This project implements a simple algorithm for recognizing when the user makes a popping noise with their lips. The plan is to use this in concert with my eye tracker as a way to click without using my hands.
It is currently being rewritten as a Vamp plugin in C++. I develop the Vamp plugin in Sublime Text, compile it to a dylib and then load it in Sonic Visualizer which is a great tool for developing audio recognition algorithms.
I plan on expanding this to recognize other mouth noises. This is an unsolved problem in audio recognition as it has very different goals from other domains like speech recognition:
- Noises are much easier to distinguish from each other. You can look at a spectrograph and identify if something is the noise you want, not so for a spoken word.

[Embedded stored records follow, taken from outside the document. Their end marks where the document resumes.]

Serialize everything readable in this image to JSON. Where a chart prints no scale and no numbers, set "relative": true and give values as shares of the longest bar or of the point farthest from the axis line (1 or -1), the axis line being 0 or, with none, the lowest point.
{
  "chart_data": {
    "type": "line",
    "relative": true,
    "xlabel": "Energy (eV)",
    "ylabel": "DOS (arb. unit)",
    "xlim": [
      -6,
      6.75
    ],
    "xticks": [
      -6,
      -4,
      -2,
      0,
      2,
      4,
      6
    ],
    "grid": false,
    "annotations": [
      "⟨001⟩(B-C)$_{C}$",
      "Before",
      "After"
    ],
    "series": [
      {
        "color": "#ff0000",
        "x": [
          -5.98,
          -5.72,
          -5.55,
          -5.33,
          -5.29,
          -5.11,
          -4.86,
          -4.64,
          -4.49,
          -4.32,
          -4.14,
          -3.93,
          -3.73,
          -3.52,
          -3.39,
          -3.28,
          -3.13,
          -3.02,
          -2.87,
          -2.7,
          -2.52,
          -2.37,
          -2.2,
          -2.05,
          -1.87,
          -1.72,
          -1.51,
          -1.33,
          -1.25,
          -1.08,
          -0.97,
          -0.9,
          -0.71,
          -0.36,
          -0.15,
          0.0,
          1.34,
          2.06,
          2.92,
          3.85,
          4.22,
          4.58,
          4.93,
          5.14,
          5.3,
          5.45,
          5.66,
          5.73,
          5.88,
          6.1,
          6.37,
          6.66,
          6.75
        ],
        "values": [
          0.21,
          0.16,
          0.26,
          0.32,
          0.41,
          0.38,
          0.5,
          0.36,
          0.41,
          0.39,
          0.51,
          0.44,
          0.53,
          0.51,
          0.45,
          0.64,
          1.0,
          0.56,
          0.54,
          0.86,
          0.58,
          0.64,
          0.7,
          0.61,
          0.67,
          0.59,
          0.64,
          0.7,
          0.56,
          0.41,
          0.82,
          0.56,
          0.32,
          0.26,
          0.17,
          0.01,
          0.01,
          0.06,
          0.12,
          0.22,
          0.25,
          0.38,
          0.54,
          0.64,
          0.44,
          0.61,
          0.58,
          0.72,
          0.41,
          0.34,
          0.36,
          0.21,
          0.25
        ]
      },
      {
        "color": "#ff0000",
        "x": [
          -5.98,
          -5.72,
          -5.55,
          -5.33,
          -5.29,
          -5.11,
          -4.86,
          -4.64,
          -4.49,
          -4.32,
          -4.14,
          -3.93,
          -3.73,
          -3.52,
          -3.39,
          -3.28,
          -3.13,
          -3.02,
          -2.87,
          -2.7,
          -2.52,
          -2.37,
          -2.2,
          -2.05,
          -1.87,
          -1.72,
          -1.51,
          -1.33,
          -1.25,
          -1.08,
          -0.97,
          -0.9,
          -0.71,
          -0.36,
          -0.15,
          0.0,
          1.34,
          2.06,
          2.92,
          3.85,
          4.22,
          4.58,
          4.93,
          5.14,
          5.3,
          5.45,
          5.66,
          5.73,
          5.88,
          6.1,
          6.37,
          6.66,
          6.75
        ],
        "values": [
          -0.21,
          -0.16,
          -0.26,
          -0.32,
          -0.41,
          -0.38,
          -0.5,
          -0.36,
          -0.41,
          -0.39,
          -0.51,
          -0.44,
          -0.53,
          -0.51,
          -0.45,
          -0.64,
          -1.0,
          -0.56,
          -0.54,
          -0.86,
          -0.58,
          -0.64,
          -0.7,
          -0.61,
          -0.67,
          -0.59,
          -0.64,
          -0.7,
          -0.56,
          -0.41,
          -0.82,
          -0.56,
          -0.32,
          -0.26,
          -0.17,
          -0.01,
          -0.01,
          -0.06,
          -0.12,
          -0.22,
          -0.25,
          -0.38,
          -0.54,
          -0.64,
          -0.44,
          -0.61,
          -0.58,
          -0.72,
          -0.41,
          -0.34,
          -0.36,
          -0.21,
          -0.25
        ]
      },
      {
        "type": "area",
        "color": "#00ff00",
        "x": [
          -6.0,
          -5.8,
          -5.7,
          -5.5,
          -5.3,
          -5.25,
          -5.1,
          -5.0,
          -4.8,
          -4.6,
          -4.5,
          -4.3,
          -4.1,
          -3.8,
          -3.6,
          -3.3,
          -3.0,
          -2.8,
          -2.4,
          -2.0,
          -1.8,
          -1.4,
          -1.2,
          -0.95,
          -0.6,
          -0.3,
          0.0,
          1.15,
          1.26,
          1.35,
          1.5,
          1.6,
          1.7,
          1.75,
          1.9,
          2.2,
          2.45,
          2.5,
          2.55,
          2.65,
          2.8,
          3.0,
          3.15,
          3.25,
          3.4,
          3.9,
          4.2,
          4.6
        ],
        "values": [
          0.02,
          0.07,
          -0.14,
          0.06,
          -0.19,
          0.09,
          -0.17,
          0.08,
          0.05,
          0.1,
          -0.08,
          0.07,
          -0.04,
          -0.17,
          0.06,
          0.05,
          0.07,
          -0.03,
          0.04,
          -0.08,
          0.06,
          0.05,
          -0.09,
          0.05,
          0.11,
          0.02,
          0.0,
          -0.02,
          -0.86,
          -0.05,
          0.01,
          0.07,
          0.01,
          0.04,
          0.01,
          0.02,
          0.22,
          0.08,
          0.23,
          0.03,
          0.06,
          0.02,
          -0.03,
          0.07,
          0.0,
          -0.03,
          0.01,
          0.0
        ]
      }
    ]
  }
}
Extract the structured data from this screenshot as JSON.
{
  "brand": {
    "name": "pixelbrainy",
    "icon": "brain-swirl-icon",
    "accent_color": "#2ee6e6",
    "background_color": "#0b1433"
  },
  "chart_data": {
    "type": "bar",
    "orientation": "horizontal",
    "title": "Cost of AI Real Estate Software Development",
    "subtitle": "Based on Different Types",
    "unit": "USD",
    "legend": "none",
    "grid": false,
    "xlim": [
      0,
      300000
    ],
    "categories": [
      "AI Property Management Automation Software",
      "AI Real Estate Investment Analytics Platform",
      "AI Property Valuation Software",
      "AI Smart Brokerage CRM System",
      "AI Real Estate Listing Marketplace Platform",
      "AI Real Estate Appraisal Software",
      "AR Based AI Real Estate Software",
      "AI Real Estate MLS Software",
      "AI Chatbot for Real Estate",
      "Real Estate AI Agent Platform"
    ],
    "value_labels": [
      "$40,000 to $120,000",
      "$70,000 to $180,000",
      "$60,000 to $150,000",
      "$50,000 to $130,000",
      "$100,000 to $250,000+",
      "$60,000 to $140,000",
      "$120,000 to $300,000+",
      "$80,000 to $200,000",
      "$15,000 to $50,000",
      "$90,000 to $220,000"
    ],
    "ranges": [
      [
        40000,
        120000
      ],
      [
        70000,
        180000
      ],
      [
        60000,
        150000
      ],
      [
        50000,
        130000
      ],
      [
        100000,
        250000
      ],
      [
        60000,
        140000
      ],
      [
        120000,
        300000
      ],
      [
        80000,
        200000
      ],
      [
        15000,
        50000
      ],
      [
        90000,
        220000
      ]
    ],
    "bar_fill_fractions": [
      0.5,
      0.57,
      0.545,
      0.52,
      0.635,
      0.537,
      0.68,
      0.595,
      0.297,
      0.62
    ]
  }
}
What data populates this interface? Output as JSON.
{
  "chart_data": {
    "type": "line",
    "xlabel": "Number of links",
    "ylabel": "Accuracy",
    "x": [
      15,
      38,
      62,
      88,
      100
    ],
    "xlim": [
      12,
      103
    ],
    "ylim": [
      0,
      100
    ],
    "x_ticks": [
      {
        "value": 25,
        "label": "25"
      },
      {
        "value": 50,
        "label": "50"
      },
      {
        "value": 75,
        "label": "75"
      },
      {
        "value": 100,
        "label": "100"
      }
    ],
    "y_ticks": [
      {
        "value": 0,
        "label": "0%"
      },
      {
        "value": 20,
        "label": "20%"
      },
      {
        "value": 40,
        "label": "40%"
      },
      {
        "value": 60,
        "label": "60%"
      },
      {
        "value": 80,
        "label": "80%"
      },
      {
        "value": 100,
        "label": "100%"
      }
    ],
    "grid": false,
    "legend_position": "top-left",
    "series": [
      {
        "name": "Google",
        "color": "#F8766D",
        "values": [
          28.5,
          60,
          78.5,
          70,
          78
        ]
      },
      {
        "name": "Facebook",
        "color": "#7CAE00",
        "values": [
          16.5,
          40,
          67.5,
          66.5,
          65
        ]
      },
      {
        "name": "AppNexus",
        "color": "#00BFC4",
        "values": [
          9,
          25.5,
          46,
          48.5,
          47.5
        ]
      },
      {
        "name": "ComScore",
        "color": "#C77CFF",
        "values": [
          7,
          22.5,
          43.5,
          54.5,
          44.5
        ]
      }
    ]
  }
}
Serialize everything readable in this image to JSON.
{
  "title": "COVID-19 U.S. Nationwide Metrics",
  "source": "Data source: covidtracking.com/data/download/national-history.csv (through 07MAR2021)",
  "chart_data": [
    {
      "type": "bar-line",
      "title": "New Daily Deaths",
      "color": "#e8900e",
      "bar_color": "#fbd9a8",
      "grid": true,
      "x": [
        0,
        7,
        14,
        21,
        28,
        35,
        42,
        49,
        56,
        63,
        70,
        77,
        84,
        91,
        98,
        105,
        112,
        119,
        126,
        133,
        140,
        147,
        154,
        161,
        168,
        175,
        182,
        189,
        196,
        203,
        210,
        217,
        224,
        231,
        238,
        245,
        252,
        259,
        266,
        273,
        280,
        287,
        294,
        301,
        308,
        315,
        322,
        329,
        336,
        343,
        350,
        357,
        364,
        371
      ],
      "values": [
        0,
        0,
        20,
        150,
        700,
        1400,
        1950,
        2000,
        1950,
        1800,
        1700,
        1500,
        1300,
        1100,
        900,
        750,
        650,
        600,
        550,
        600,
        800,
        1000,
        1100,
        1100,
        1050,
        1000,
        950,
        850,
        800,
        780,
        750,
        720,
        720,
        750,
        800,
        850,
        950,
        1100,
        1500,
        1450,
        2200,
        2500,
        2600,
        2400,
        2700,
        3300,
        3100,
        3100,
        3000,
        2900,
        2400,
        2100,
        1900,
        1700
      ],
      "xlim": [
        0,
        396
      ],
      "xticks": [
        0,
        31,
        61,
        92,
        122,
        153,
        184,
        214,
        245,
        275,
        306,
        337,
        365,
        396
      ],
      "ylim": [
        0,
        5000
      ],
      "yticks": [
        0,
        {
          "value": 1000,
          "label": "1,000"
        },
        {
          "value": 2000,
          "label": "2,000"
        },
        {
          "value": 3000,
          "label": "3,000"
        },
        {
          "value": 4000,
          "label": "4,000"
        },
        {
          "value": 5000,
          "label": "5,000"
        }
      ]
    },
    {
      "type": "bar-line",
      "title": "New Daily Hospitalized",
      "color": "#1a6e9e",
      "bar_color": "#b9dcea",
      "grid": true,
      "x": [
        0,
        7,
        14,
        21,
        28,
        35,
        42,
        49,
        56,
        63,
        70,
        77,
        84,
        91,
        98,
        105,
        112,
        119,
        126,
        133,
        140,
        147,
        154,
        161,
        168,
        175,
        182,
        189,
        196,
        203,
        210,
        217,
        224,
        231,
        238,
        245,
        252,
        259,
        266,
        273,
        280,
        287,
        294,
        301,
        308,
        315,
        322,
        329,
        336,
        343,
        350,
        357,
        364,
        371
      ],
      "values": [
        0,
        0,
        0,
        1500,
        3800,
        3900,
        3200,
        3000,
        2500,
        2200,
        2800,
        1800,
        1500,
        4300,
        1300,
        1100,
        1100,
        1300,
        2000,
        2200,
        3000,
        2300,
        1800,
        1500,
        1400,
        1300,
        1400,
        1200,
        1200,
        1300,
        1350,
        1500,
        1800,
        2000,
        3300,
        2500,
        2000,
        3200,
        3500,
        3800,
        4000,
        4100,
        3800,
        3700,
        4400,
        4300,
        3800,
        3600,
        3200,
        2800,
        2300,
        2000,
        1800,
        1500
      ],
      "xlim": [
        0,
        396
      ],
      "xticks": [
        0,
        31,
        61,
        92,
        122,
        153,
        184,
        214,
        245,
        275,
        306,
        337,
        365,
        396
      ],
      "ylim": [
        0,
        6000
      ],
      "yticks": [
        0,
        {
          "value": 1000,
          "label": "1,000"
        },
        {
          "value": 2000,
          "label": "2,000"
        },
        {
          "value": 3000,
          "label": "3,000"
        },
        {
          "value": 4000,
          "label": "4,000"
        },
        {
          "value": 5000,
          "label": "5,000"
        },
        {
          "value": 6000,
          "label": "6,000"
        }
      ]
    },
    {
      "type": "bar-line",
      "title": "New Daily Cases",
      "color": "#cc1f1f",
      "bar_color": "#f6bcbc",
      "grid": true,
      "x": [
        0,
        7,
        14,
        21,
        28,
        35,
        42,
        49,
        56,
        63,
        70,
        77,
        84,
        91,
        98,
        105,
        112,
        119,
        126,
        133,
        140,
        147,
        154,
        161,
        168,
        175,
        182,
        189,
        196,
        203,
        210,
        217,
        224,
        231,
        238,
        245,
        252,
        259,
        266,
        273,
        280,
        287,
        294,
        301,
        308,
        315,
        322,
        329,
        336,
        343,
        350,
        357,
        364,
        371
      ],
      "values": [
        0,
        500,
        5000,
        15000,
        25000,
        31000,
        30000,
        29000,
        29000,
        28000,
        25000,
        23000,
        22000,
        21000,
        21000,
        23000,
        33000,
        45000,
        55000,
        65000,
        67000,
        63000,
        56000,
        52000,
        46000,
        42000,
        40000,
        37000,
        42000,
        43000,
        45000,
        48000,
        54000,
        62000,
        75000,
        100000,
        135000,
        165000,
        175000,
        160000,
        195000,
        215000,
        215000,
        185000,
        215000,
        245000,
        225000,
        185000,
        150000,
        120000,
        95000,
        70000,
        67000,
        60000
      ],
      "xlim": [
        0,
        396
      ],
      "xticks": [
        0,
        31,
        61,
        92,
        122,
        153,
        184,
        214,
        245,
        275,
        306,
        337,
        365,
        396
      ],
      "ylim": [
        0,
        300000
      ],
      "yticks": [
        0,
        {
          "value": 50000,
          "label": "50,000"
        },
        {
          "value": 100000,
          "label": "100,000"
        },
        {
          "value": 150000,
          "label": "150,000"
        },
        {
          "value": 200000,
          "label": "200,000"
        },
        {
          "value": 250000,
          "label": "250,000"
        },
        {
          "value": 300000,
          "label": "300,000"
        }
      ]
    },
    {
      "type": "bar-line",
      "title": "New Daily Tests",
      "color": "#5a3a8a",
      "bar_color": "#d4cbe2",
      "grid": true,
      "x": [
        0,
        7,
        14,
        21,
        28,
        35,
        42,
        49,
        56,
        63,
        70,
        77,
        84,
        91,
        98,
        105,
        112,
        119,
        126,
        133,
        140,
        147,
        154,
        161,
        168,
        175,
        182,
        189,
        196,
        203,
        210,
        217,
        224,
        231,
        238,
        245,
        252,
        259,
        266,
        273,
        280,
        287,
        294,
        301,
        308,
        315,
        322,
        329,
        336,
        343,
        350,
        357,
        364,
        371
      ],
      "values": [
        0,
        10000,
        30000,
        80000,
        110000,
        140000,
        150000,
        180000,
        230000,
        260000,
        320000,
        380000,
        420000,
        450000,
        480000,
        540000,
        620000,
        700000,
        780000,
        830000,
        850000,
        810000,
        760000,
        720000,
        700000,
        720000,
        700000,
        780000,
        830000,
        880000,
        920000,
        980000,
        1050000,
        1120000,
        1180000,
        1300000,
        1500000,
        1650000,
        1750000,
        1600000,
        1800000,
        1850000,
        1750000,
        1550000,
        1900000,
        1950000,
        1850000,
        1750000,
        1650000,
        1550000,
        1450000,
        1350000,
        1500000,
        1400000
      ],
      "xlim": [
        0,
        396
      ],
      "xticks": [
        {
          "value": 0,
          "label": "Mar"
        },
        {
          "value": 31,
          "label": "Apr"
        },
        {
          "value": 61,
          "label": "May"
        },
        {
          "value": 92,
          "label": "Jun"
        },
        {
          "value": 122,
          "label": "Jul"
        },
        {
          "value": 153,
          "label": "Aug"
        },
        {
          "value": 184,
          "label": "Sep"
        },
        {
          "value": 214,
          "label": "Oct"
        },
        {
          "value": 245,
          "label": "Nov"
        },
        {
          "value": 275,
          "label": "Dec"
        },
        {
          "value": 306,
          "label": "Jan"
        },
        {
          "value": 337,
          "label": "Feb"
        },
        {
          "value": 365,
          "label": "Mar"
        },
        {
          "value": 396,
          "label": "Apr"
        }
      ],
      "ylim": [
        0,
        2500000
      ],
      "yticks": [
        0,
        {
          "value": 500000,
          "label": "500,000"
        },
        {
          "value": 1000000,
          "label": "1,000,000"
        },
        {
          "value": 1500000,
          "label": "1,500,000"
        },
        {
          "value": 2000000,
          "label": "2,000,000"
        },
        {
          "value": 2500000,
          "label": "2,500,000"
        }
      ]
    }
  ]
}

- Goal is to be resource efficient and real-time. Generally speech recognizers don't do this because good results require heavy processing.
- Highly reliable, very low false positives only a few false negatives. This is only possible because of the ease of distinguishing.
The top row is a spectrograph, the middle is a debug visualization of the algorithm state, the bottom row is the waveform and some parameters. The red lines on the bottom row are when a lip pop can be recognized (if it was real time), the three lip pops and three non-pops are correctly classified.
This is the layout I use for debugging the algorithm, Sonic Visualizer allows me to inspect values and scroll and zoom around the test audio file.
Run make -f Makefile.osx
on osx, change the .osx
to the correct Makefile if you are on another platform.